On paper, this shouldn’t be too hard. They’re a Party whose vested interests are currently deeply unpopular, who are led by a group of people with no concept of what the insecurity plaguing the rest of us feels like, and who haven’t won an election for 20 years.

In the papers, it’s a tougher proposition. The press seem to be divided between the compliantly sycophantic and the terrified.

The presence of their human shield doesn’t help either. The Lib Dems have pretty much accepted their doomed fate as far as I can tell. Danny Alexander must be run ragged from covering when Osborne doesn’t fancy scrutiny. (I used to believe the Libs did this because of the enjoyment they achieved from the belief people were taking them seriously. Now that belief has passed, I can’t help but wonder if Danny’s just trying to get well known enough to go on I’m A Celebrity… when he loses his seat.)

So Labour are going to have to work much, much harder on getting our attack lines adopted into the national conversation. That means getting them right and honing them well. We know that this has worked. The public may not yet trust us on the economy, but polls show they have adopted the phrase “too far, too fast” as their own.

So what will work?

Well the “out of touch” line is a powerful one, as we are seeing in London. But it needs skilful deployment.

Boris was always seen as other-worldly, it was part of his charm, so it’s not a huge change to make that into a negative as times got tough.
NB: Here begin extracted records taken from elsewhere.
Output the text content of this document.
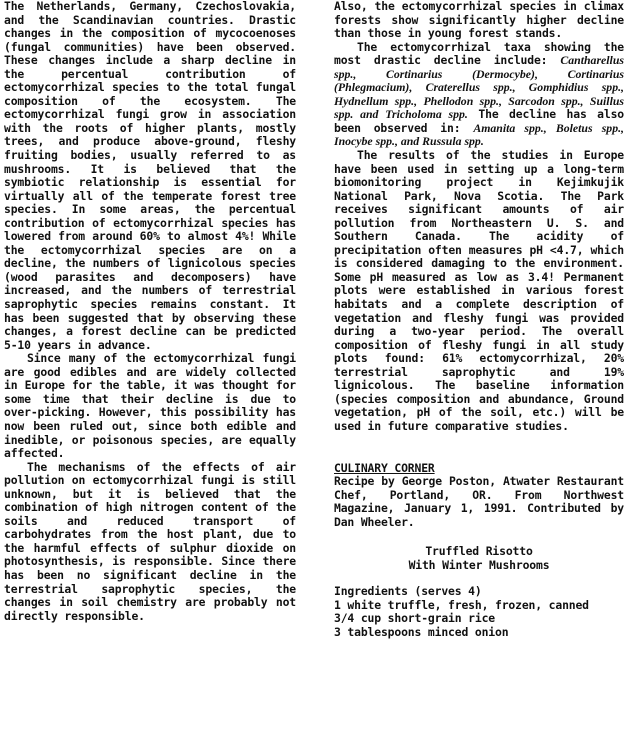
The Netherlands, Germany, Czechoslovakia, and the Scandinavian countries. Drastic changes in the composition of mycocoenoses (fungal communities) have been observed. These changes include a sharp decline in the percentual contribution of ectomycorrhizal species to the total fungal composition of the ecosystem. The ectomycorrhizal fungi grow in association with the roots of higher plants, mostly trees, and produce above-ground, fleshy fruiting bodies, usually referred to as mushrooms. It is believed that the symbiotic relationship is essential for virtually all of the temperate forest tree species. In some areas, the percentual contribution of ectomycorrhizal species has lowered from around 60% to almost 4%! While the ectomycorrhizal species are on a decline, the numbers of lignicolous species (wood parasites and decomposers) have increased, and the numbers of terrestrial saprophytic species remains constant. It has been suggested that by observing these changes, a forest decline can be predicted 5-10 years in advance.

Since many of the ectomycorrhizal fungi are good edibles and are widely collected in Europe for the table, it was thought for some time that their decline is due to over-picking. However, this possibility has now been ruled out, since both edible and inedible, or poisonous species, are equally affected.

The mechanisms of the effects of air pollution on ectomycorrhizal fungi is still unknown, but it is believed that the combination of high nitrogen content of the soils and reduced transport of carbohydrates from the host plant, due to the harmful effects of sulphur dioxide on photosynthesis, is responsible. Since there has been no significant decline in the terrestrial saprophytic species, the changes in soil chemistry are probably not directly responsible.

Also, the ectomycorrhizal species in climax forests show significantly higher decline than those in young forest stands.

The ectomycorrhizal taxa showing the most drastic decline include: Cantharellus spp., Cortinarius (Dermocybe), Cortinarius (Phlegmacium), Craterellus spp., Gomphidius spp., Hydnellum spp., Phellodon spp., Sarcodon spp., Suillus spp. and Tricholoma spp. The decline has also been observed in: Amanita spp., Boletus spp., Inocybe spp., and Russula spp.

The results of the studies in Europe have been used in setting up a long-term biomonitoring project in Kejimkujik National Park, Nova Scotia. The Park receives significant amounts of air pollution from Northeastern U. S. and Southern Canada. The acidity of precipitation often measures pH <4.7, which is considered damaging to the environment. Some pH measured as low as 3.4! Permanent plots were established in various forest habitats and a complete description of vegetation and fleshy fungi was provided during a two-year period. The overall composition of fleshy fungi in all study plots found: 61% ectomycorrhizal, 20% terrestrial saprophytic and 19% lignicolous. The baseline information (species composition and abundance, Ground vegetation, pH of the soil, etc.) will be used in future comparative studies.

CULINARY CORNER

Recipe by George Poston, Atwater Restaurant Chef, Portland, OR. From Northwest Magazine, January 1, 1991. Contributed by Dan Wheeler.

Truffled Risotto
With Winter Mushrooms

Ingredients (serves 4)

1 white truffle, fresh, frozen, canned

3/4 cup short-grain rice

3 tablespoons minced onion
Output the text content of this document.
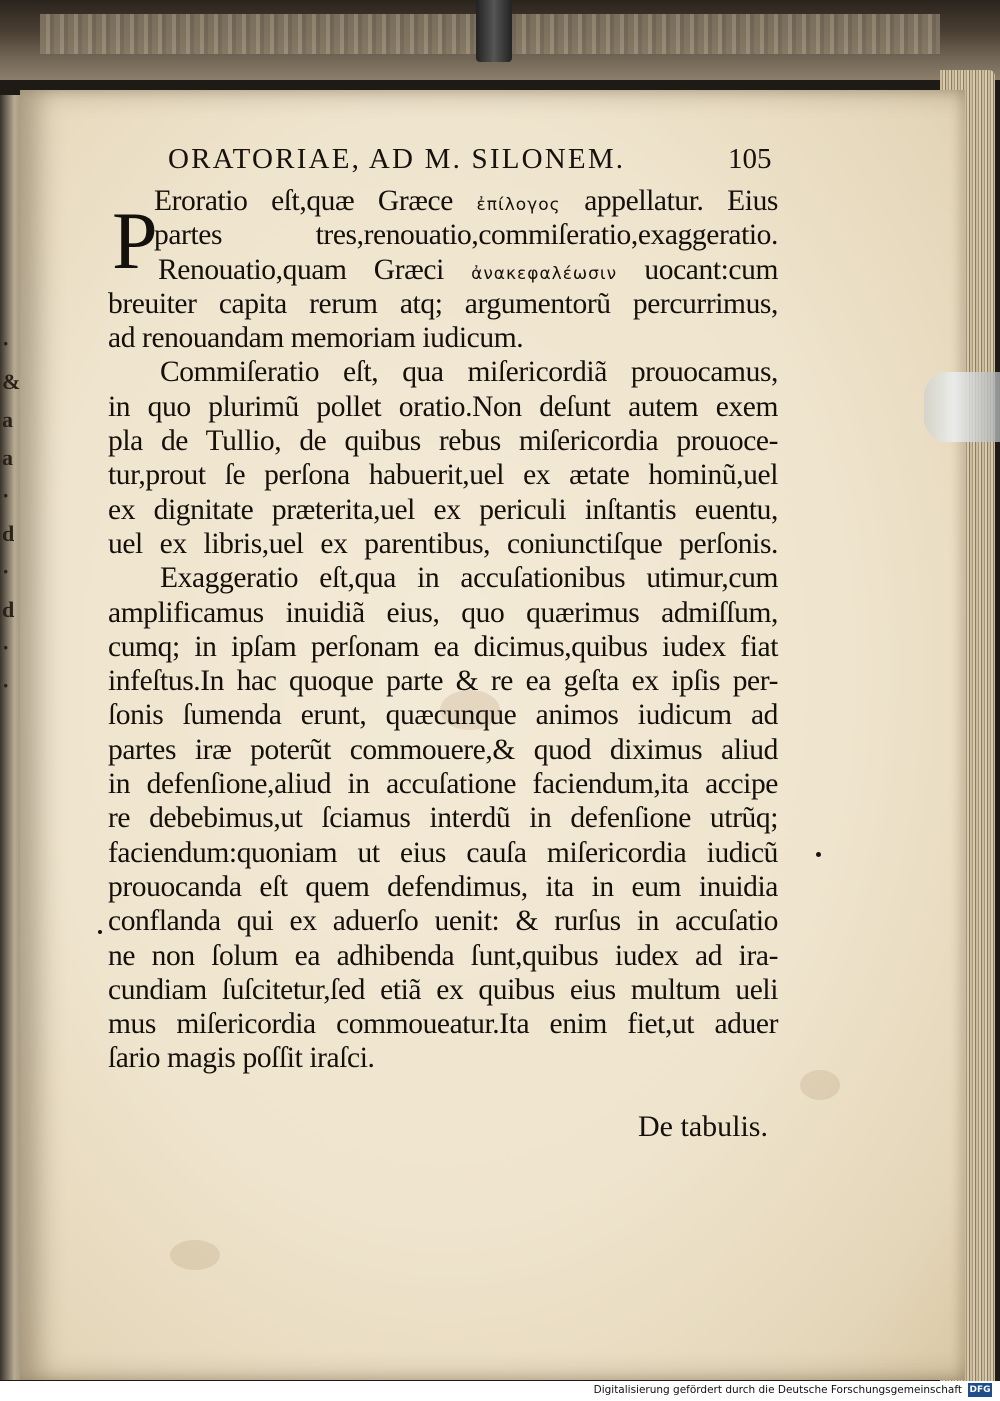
·
&
a
a
·
d
·
d
·
·
ORATORIAE, AD M. SILONEM.	105
P
Eroratio eſt,quæ Græce ἐπίλογος appellatur. Eius
partes tres,renouatio,commiſeratio,exaggeratio.
Renouatio,quam Græci ἀνακεφαλέωσιν uocant:cum
breuiter capita rerum atq; argumentorũ percurrimus,
ad renouandam memoriam iudicum.
Commiſeratio eſt, qua miſericordiã prouocamus,
in quo plurimũ pollet oratio.Non deſunt autem exem
pla de Tullio, de quibus rebus miſericordia prouoce-
tur,prout ſe perſona habuerit,uel ex ætate hominũ,uel
ex dignitate præterita,uel ex periculi inſtantis euentu,
uel ex libris,uel ex parentibus, coniunctiſque perſonis.
Exaggeratio eſt,qua in accuſationibus utimur,cum
amplificamus inuidiã eius, quo quærimus admiſſum,
cumq; in ipſam perſonam ea dicimus,quibus iudex fiat
infeſtus.In hac quoque parte & re ea geſta ex ipſis per-
ſonis ſumenda erunt, quæcunque animos iudicum ad
partes iræ poterũt commouere,& quod diximus aliud
in defenſione,aliud in accuſatione faciendum,ita accipe
re debebimus,ut ſciamus interdũ in defenſione utrũq;
faciendum:quoniam ut eius cauſa miſericordia iudicũ
prouocanda eſt quem defendimus, ita in eum inuidia
conflanda qui ex aduerſo uenit: & rurſus in accuſatio
ne non ſolum ea adhibenda ſunt,quibus iudex ad ira-
cundiam ſuſcitetur,ſed etiã ex quibus eius multum ueli
mus miſericordia commoueatur.Ita enim fiet,ut aduer
ſario magis poſſit iraſci.
De tabulis.
Digitalisierung gefördert durch die Deutsche Forschungsgemeinschaft DFG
Cameron, on the other hand, has carefully cultivated his “bloke like you” persona. Despite his being related to the Queen, most people think he comes across as someone who can relate to them and their lives.

This bubble needs to be pricked by Labour constantly but carefully. As we learned in Crewe and Nantwich, just calling someone a toff has little resonance with the public. It’s not about Cameron’s money or schooling. It’s about his inability to connect with the lives of ordinary struggling people.

Ed’s recent foray into consumer rights could be used as fertile attack ground here. Those of us who know what it’s like to run out of money before you run out of month understand the value of consumer rights. Those who’ve never had to shop around don’t. Putting Cameron on the back foot on the sharp end of the sharp practices of predators both regains and maintains our – now universally popular – agenda, while also further exposing whose side Cameron is really on.

Just as attacking Cameron for being a toff doesn’t work, so too attacking him and his party for being Tories won’t work either. The word itself doesn’t have magical powers of evil. While the Tories were out of Government, they managed a moderately effective detoxification. Ok, they couldn’t quite breeze across the finish line, but they limped over well ahead of us.

They may not have convinced a majority of the country, but they did win a lot of cheerleaders. From civil rights campaigners to environmentalists, from the Guardian to the Sun, enough of political Britain were convinced by Cameron’s snake oil even when the public were not. These groups have been slow to react to the change in Government. The hope Cameron instilled in them is only slowly dissipating, despite the speed with which the Tories are taking a wrecking ball to our society. The anger at the last Labour government is equally slow to dissipate, leaving the attacks lingering on, despite the pointlessness of them.

Labour must woo these proxies better. For the moment, until we are closer to an election and closer to the possibility of power, they have a greater voice than we do and are more trusted with the message. We need them. Their commentary on the damage this government is doing is what will redefine and detoxify the word Tory without it being a party political act.

Finally, back to the 80s doesn’t really work. Not because – as Paul Richards was arguing – it was all so much fun, but because it was too long ago. The 80s is a proxy attack. When we say back to the 80s, we’re trying to use it as shorthand for the worst of the troubles that Thatcherism caused. We’re trying to conflate all the things we think are going wrong again – a country with stark divisions, the disregard at best and abuse at worst of the poor and vulnerable, the unemployment and the writing off of people and communities, the insecurity, the hopelessness and the despair, the damage that did to the whole country, the whole economy – into a pithy shorthand. But we should be focusing on these issue by issue – not trying to shoehorn them into a singular clunky proxy. We should be using them to build a wall between the Tories and the country, brick by brick.

Attacking the Tories isn’t the whole of Labour’s job, but it is and must remain a big part of it. We’ve dealt with the Lib Dems now. We’re at a decent place in the polls and the country have seen the chaos the Tories first legislative programme has and continues to cause. As we build ourselves up we must tear them down. It ain’t pretty, it ain’t “New politics” but it is absolutely essential.